Survival prediction of cancers is crucial for clinical practice, as it informs mortality risks and influences treatment plans. However, a static model trained on a single dataset fails to adapt to the dynamically evolving clinical environment and continuous data streams, limiting its practical utility. While continual learning (CL) offers a solution to learn dynamically from new datasets, existing CL methods primarily focus on unimodal inputs and suffer from severe catastrophic forgetting in survival prediction. In real-world scenarios, multimodal inputs often provide comprehensive and complementary information, such as whole slide images and genomics; and neglecting inter-modal correlations negatively impacts the performance. To address the two challenges of catastrophic forgetting and complex inter-modal interactions between gigapixel whole slide images and genomics, we propose ConSurv, the first multimodal continual learning (MMCL) method for survival analysis. ConSurv incorporates two key components: Multi-staged Mixture of Experts (MS-MoE) and Feature Constrained Replay (FCR). MS-MoE captures both task-shared and task-specific knowledge at different learning stages of the network, including two modality encoders and the modality fusion component, learning inter-modal relationships. FCR further enhances learned knowledge and mitigates forgetting by restricting feature deviation of previous data at different levels, including encoder-level features of two modalities and the fusion-level representations. Additionally, we introduce a new benchmark integrating four datasets, Multimodal Survival Analysis Incremental Learning (MSAIL), for comprehensive evaluation in the CL setting. Extensive experiments demonstrate that ConSurv outperforms competing methods across multiple metrics.

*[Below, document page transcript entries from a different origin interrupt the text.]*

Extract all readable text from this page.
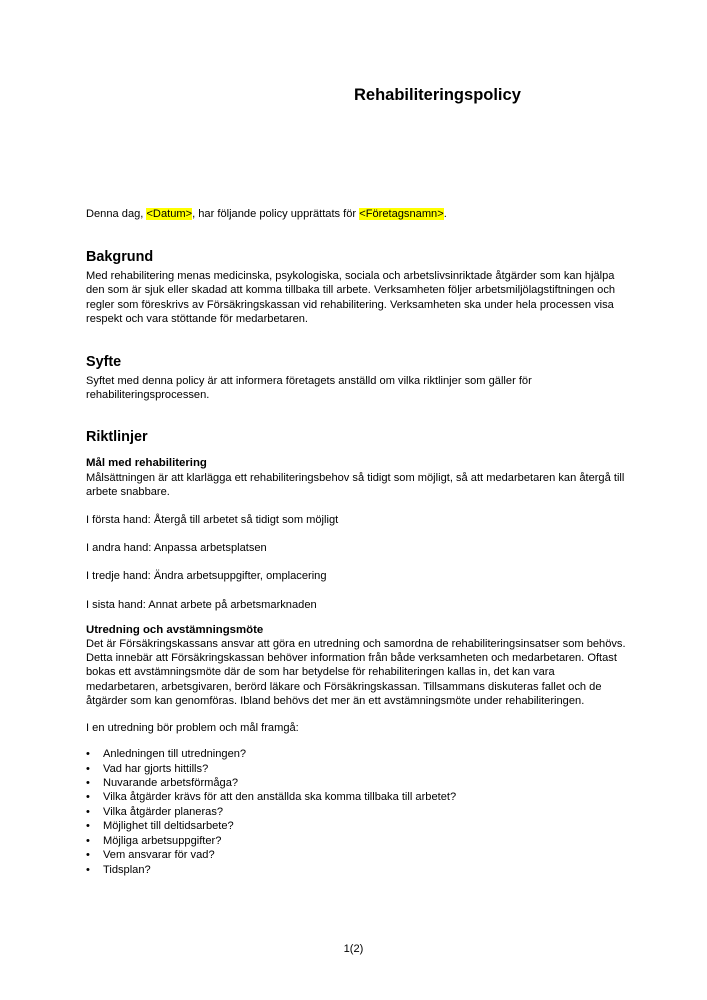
Rehabiliteringspolicy

Denna dag, <Datum>, har följande policy upprättats för <Företagsnamn>.

Bakgrund

Med rehabilitering menas medicinska, psykologiska, sociala och arbetslivsinriktade åtgärder som kan hjälpa den som är sjuk eller skadad att komma tillbaka till arbete. Verksamheten följer arbetsmiljölagstiftningen och regler som föreskrivs av Försäkringskassan vid rehabilitering. Verksamheten ska under hela processen visa respekt och vara stöttande för medarbetaren.

Syfte

Syftet med denna policy är att informera företagets anställd om vilka riktlinjer som gäller för rehabiliteringsprocessen.

Riktlinjer
Mål med rehabilitering

Målsättningen är att klarlägga ett rehabiliteringsbehov så tidigt som möjligt, så att medarbetaren kan återgå till arbete snabbare.

I första hand: Återgå till arbetet så tidigt som möjligt

I andra hand: Anpassa arbetsplatsen

I tredje hand: Ändra arbetsuppgifter, omplacering

I sista hand: Annat arbete på arbetsmarknaden

Utredning och avstämningsmöte

Det är Försäkringskassans ansvar att göra en utredning och samordna de rehabiliteringsinsatser som behövs. Detta innebär att Försäkringskassan behöver information från både verksamheten och medarbetaren. Oftast bokas ett avstämningsmöte där de som har betydelse för rehabiliteringen kallas in, det kan vara medarbetaren, arbetsgivaren, berörd läkare och Försäkringskassan. Tillsammans diskuteras fallet och de åtgärder som kan genomföras. Ibland behövs det mer än ett avstämningsmöte under rehabiliteringen.

I en utredning bör problem och mål framgå:

• Anledningen till utredningen?
• Vad har gjorts hittills?
• Nuvarande arbetsförmåga?
• Vilka åtgärder krävs för att den anställda ska komma tillbaka till arbetet?
• Vilka åtgärder planeras?
• Möjlighet till deltidsarbete?
• Möjliga arbetsuppgifter?
• Vem ansvarar för vad?
• Tidsplan?
1(2)
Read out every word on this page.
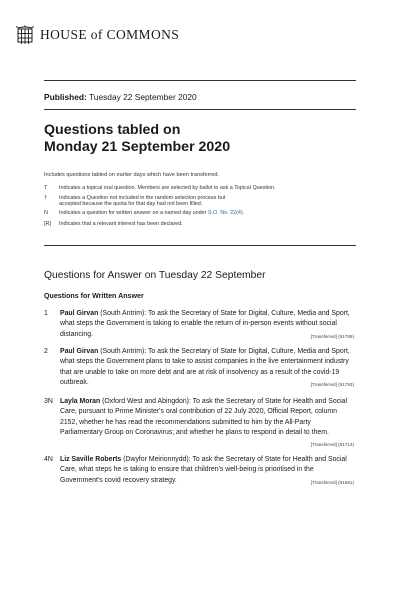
HOUSE of COMMONS
Published: Tuesday 22 September 2020
Questions tabled on
Monday 21 September 2020
Includes questions tabled on earlier days which have been transferred.
T	Indicates a topical oral question. Members are selected by ballot to ask a Topical Question.
†	Indicates a Question not included in the random selection process but
accepted because the quota for that day had not been filled.
N	Indicates a question for written answer on a named day under S.O. No. 22(4).
[R]	Indicates that a relevant interest has been declared.
Questions for Answer on Tuesday 22 September
Questions for Written Answer
1	Paul Girvan (South Antrim): To ask the Secretary of State for Digital, Culture, Media and Sport, what steps the Government is taking to enable the return of in-person events without social distancing.	[Transferred] (91789)
2	Paul Girvan (South Antrim): To ask the Secretary of State for Digital, Culture, Media and Sport, what steps the Government plans to take to assist companies in the live entertainment industry that are unable to take on more debt and are at risk of insolvency as a result of the covid-19 outbreak.	[Transferred] (91793)
3N	Layla Moran (Oxford West and Abingdon): To ask the Secretary of State for Health and Social Care, pursuant to Prime Minister's oral contribution of 22 July 2020, Official Report, column 2152, whether he has read the recommendations submitted to him by the All-Party Parliamentary Group on Coronavirus; and whether he plans to respond in detail to them.
[Transferred] (91713)
4N	Liz Saville Roberts (Dwyfor Meirionnydd): To ask the Secretary of State for Health and Social Care, what steps he is taking to ensure that children's well-being is prioritised in the Government's covid recovery strategy.	[Transferred] (91691)
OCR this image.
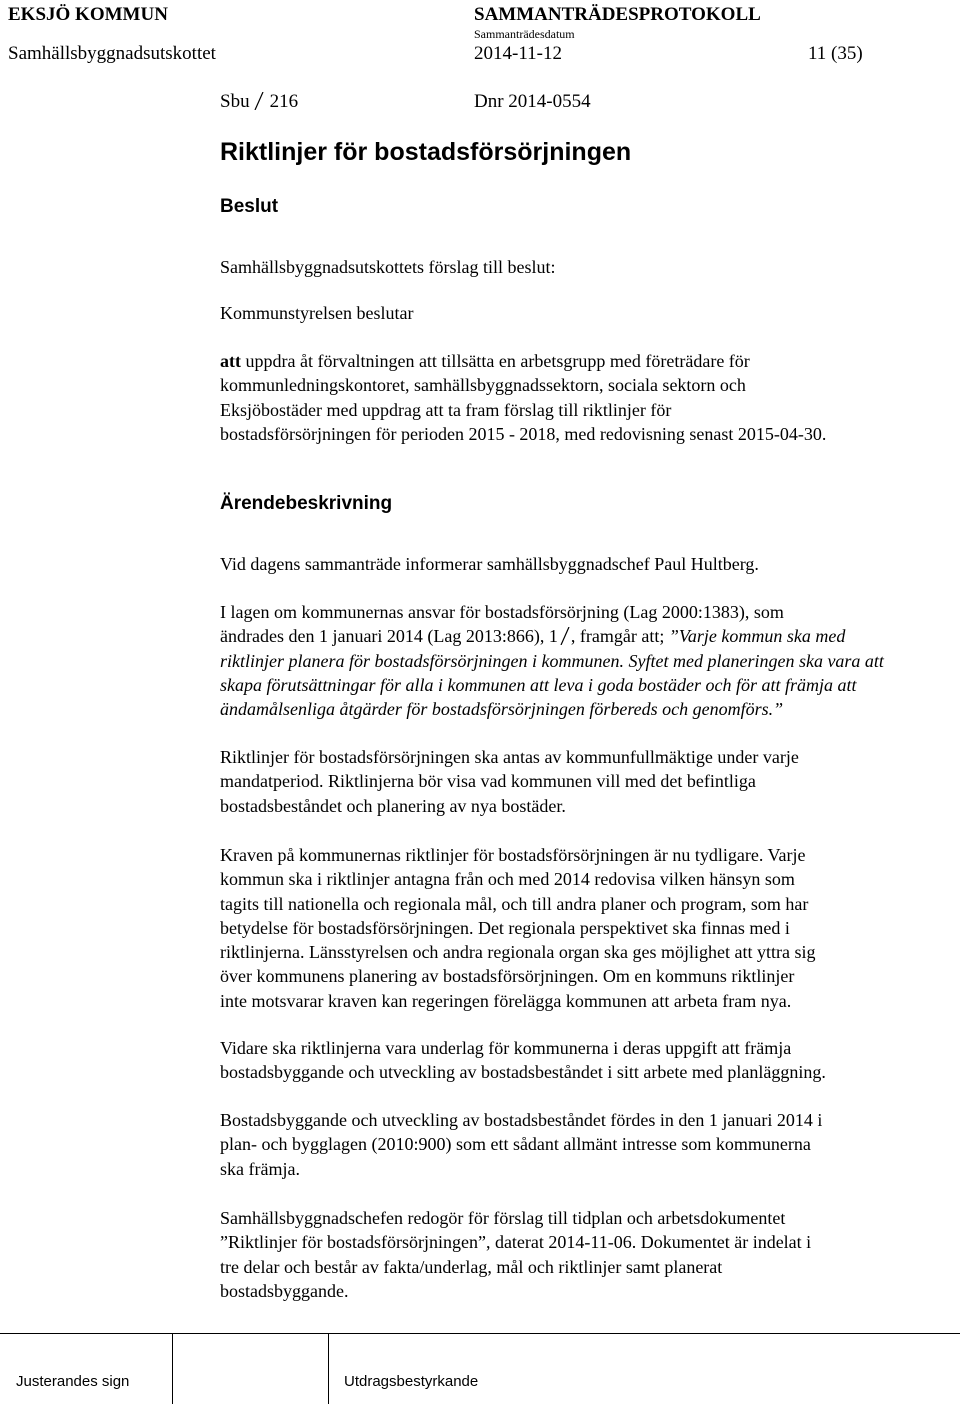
EKSJÖ KOMMUN	SAMMANTRÄDESPROTOKOLL
Sammanträdesdatum
Samhällsbyggnadsutskottet	2014-11-12	11 (35)
Sbu 216	Dnr 2014-0554
Riktlinjer för bostadsförsörjningen
Beslut
Samhällsbyggnadsutskottets förslag till beslut:
Kommunstyrelsen beslutar
att uppdra åt förvaltningen att tillsätta en arbetsgrupp med företrädare för
kommunledningskontoret, samhällsbyggnadssektorn, sociala sektorn och
Eksjöbostäder med uppdrag att ta fram förslag till riktlinjer för
bostadsförsörjningen för perioden 2015 - 2018, med redovisning senast 2015-04-30.
Ärendebeskrivning
Vid dagens sammanträde informerar samhällsbyggnadschef Paul Hultberg.
I lagen om kommunernas ansvar för bostadsförsörjning (Lag 2000:1383), som
ändrades den 1 januari 2014 (Lag 2013:866), 1 , framgår att; ”Varje kommun ska med
riktlinjer planera för bostadsförsörjningen i kommunen. Syftet med planeringen ska vara att
skapa förutsättningar för alla i kommunen att leva i goda bostäder och för att främja att
ändamålsenliga åtgärder för bostadsförsörjningen förbereds och genomförs.”
Riktlinjer för bostadsförsörjningen ska antas av kommunfullmäktige under varje
mandatperiod. Riktlinjerna bör visa vad kommunen vill med det befintliga
bostadsbeståndet och planering av nya bostäder.
Kraven på kommunernas riktlinjer för bostadsförsörjningen är nu tydligare. Varje
kommun ska i riktlinjer antagna från och med 2014 redovisa vilken hänsyn som
tagits till nationella och regionala mål, och till andra planer och program, som har
betydelse för bostadsförsörjningen. Det regionala perspektivet ska finnas med i
riktlinjerna. Länsstyrelsen och andra regionala organ ska ges möjlighet att yttra sig
över kommunens planering av bostadsförsörjningen. Om en kommuns riktlinjer
inte motsvarar kraven kan regeringen förelägga kommunen att arbeta fram nya.
Vidare ska riktlinjerna vara underlag för kommunerna i deras uppgift att främja
bostadsbyggande och utveckling av bostadsbeståndet i sitt arbete med planläggning.
Bostadsbyggande och utveckling av bostadsbeståndet fördes in den 1 januari 2014 i
plan- och bygglagen (2010:900) som ett sådant allmänt intresse som kommunerna
ska främja.
Samhällsbyggnadschefen redogör för förslag till tidplan och arbetsdokumentet
”Riktlinjer för bostadsförsörjningen”, daterat 2014-11-06. Dokumentet är indelat i
tre delar och består av fakta/underlag, mål och riktlinjer samt planerat
bostadsbyggande.
Justerandes sign	Utdragsbestyrkande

翻译：癌症生存预测对临床实践至关重要，其可评估死亡风险并影响治疗方案的制定。然而，基于单一数据集训练的静态模型难以适应动态演变的临床环境与持续流入的数据，限制了其实用价值。尽管持续学习（CL）为从新数据集中动态学习提供了解决方案，但现有CL方法主要针对单模态输入，且在生存预测任务中存在严重的灾难性遗忘问题。在实际场景中，多模态输入（如全切片图像与基因组数据）常能提供全面且互补的信息，忽略模态间关联将损害模型性能。为应对灾难性遗忘以及千兆像素级全切片图像与基因组数据间复杂模态交互的双重挑战，本文提出首个面向生存分析的多模态持续学习（MMCL）方法ConSurv。该方法包含两个核心组件：多阶段专家混合模块（MS-MoE）与特征约束回放机制（FCR）。MS-MoE在网络的不同学习阶段（包括两个模态编码器及模态融合组件）同时捕获任务共享知识与任务特定知识，以学习模态间关联。FCR通过约束历史数据在不同层级（包括双模态编码器级特征与融合级表征）的特征偏移，进一步增强已学知识并缓解遗忘。此外，我们构建了集成四个数据集的多模态生存分析增量学习基准（MSAIL），用于持续学习场景下的综合评估。大量实验表明，ConSurv在多项指标上均优于现有方法。